Résilience localisée
Le maintien du cerveau, la réserve cérébrale et la réserve cognitive sont les trois composantes de la résilience cérébrale, un concept qui fait référence à la capacité du cerveau à faire face aux changements associés au vieillissement.
L’entretien du cerveau est la capacité continue à conserver sa forme et sa fonction à mesure qu’il vieillit. On pense que la stimulation mentale, comme le bilinguisme, associée à une alimentation saine, à une activité physique régulière, à un bon sommeil et à une bonne santé sensorielle, aide à protéger le cerveau de la détérioration.
La réserve cérébrale s'applique à la taille et à la structure du cerveau. Les cerveaux dotés d'une plus grande réserve peuvent maintenir des fonctions normales en raison du volume ou de la capacité supplémentaire de la matière cérébrale, même lorsqu'ils subissent des dommages ou une atrophie dus au vieillissement, notamment à cause de maladies pathologiques comme la maladie d'Alzheimer.

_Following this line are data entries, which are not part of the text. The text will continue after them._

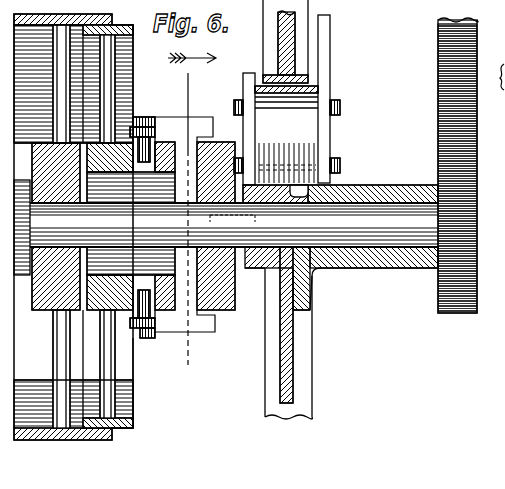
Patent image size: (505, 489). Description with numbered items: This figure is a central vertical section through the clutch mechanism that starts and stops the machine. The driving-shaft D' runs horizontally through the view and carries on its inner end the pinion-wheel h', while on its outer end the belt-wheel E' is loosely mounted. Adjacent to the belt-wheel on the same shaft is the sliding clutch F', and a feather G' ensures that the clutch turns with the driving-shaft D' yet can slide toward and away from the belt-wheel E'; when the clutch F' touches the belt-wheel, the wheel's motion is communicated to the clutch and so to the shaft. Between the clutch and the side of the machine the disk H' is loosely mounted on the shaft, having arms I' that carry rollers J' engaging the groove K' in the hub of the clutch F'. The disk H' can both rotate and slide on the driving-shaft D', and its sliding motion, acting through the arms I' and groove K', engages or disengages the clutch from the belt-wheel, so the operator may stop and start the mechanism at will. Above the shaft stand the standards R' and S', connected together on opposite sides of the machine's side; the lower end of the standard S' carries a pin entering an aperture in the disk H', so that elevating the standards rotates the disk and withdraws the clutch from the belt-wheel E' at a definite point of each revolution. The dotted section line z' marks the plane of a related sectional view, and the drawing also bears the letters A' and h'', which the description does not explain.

The belt-wheel E' is at (73, 240).
The sliding clutch F' is at (144, 378).
The feather G' is at (131, 223).
The disk H' is at (228, 226).
The arms I' is at (172, 227).
The rollers J' is at (172, 226).
The groove K' is at (83, 245).
The driving-shaft D' is at (234, 225).
The standard S' is at (242, 129).
The standard R' is at (303, 91).
The arm A' is at (298, 333).
The pinion-wheel h' is at (468, 165).
The gear teeth h'' is at (448, 168).
The section line Z' Z' z' is at (193, 229).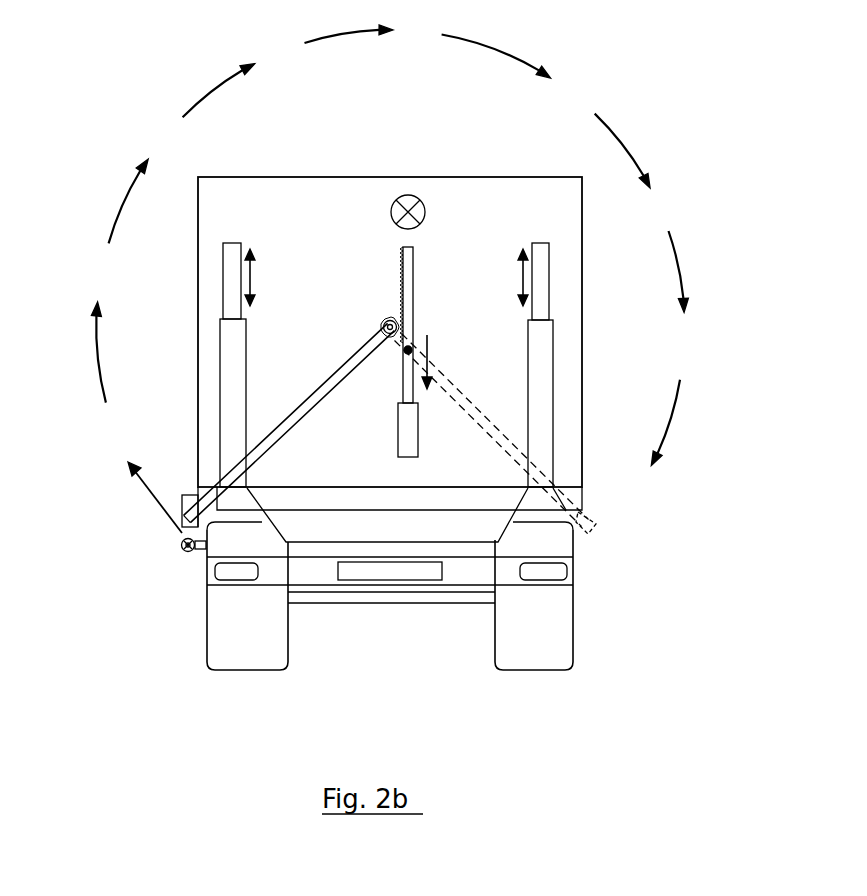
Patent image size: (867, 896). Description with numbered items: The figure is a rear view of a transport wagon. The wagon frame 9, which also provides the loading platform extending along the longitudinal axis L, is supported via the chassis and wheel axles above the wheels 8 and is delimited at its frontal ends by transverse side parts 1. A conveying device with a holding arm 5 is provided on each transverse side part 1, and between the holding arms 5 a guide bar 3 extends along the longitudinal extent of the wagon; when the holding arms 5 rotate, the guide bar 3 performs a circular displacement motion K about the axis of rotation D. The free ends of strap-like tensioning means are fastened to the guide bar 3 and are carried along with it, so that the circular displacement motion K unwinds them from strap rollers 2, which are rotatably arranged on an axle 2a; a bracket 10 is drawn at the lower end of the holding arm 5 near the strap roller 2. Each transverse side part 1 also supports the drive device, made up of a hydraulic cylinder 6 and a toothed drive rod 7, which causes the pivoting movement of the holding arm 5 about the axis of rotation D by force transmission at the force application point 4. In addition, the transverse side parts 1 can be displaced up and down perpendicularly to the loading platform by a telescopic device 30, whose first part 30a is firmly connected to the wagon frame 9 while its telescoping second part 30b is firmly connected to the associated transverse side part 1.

The transverse side part 1 is at (567, 303).
The strap roller 2 is at (188, 556).
The axle 2a is at (180, 548).
The guide bar 3 is at (183, 495).
The force application point 4 is at (398, 324).
The holding arm 5 is at (328, 392).
The hydraulic cylinder 6 is at (399, 430).
The toothed drive rod 7 is at (414, 272).
The wheels 8 is at (246, 655).
The wagon frame 9 is at (395, 500).
The bracket 10 is at (180, 533).
The telescopic device 30 is at (561, 264).
The first part 30a is at (543, 404).
The second part 30b is at (543, 243).
The axis of rotation D is at (384, 320).
The circular displacement motion K is at (122, 200).
The longitudinal axis L is at (411, 195).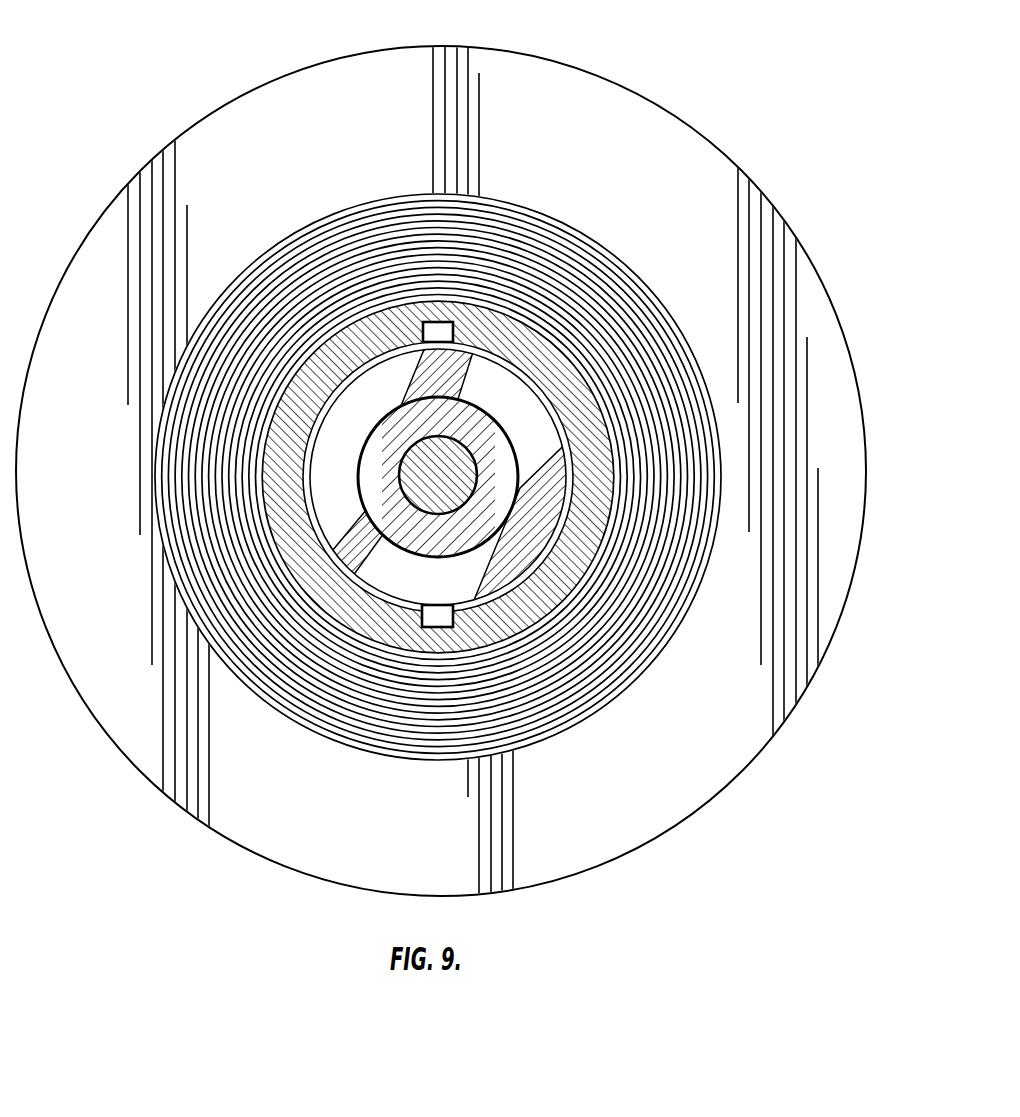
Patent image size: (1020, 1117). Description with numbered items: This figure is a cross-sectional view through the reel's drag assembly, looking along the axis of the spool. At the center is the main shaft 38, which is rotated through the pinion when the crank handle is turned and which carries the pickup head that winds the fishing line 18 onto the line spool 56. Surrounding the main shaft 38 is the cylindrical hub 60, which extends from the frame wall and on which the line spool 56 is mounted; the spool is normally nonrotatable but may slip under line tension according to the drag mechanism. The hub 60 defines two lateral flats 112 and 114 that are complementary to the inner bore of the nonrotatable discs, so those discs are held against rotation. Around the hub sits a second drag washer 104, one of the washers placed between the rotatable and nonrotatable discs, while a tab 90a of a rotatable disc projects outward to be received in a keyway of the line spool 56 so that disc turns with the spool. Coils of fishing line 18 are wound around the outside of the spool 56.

The line spool 56 is at (613, 118).
The fishing line 18 is at (306, 224).
The second drag washer 104 is at (397, 376).
The tab 90a is at (458, 337).
The cylindrical hub 60 is at (480, 397).
The lateral flat 114 is at (497, 467).
The main shaft 38 is at (428, 516).
The lateral flat 112 is at (380, 478).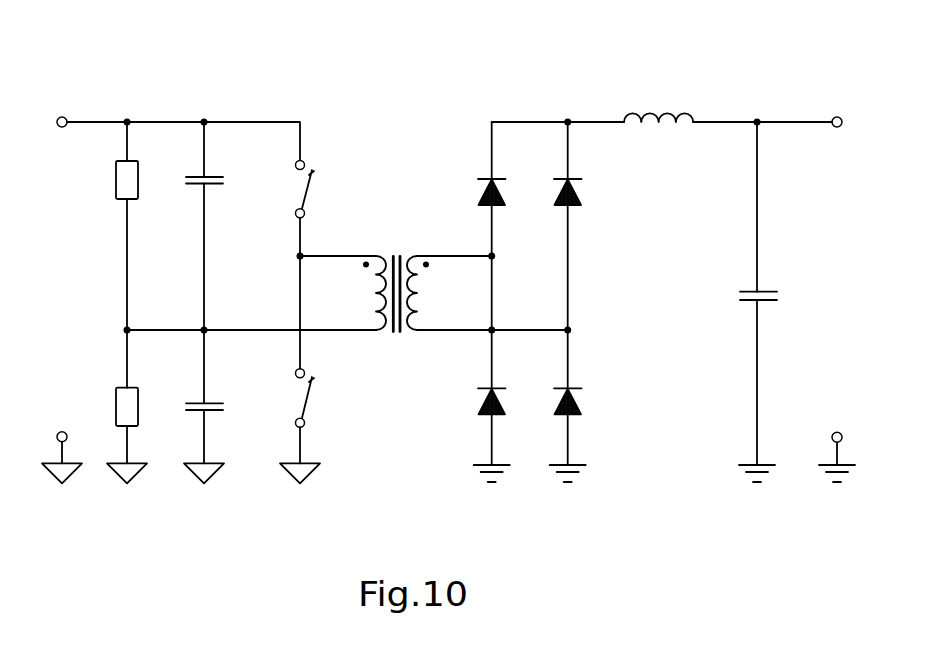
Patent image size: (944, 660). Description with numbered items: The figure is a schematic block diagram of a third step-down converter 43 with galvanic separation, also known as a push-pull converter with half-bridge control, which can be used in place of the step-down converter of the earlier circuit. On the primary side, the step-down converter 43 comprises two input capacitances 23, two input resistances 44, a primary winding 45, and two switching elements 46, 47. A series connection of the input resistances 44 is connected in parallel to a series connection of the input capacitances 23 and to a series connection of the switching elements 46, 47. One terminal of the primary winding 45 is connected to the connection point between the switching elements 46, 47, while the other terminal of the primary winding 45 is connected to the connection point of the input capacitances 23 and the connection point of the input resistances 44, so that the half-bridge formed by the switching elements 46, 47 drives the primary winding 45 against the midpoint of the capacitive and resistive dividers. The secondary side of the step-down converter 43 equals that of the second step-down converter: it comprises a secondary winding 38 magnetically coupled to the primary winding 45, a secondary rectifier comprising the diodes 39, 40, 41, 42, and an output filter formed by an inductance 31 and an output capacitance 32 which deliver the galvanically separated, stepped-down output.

La réserve cognitive fait référence à la manière dont un cerveau peut utiliser des voies alternatives pour maintenir sa fonctionnalité même lorsqu'il a été endommagé ou a subi un rétrécissement lié au vieillissement. Les cerveaux dotés d’une plus grande réserve cognitive peuvent utiliser d’autres parties du cerveau que celles habituellement associées à une fonction particulière, comme le langage ou la mémoire, grâce à une flexibilité cognitive accumulée tout au long de la vie.
Coulter note qu'ils n'ont trouvé aucune réserve cérébrale associée au bilinguisme dans les zones du cerveau liées au langage ou de réserve cognitive dans les zones du cerveau liées à la maladie d'Alzheimer.
Parler plus d’une langue est l’une des nombreuses façons de s’engager cognitivement et socialement, ce qui favorise la santé cérébrale. « Cette étude de recherche était unique dans le sens où elle a pu examiner l'influence potentielle du bilinguisme sur la structure cérébrale à travers le continuum du risque de démence, allant des individus qui étaient cognitivement normaux à ceux qui présentent un risque plus élevé de développer la maladie d'Alzheimer, en passant par ceux qui souffrent réellement de la maladie.
Natalie Phillips, professeure au Département de psychologie et titulaire de la Chaire de recherche de l'Université Concordia (niveau 1) sur la santé sensorielle et cognitive chez le vieillissement et la démence
Les futurs travaux de ces chercheurs de Concordia tenteront de déterminer si le fait d’être multilingue a une influence positive similaire sur les réseaux cérébraux.
Les chercheurs ont utilisé les données de l'Étude d'évaluation globale de la neurodégénérescence et de la démence (COMPASS-ND) et du Consortium pour l'identification précoce de la maladie d'Alzheimer-Québec (CIMA-Q) pour cette étude.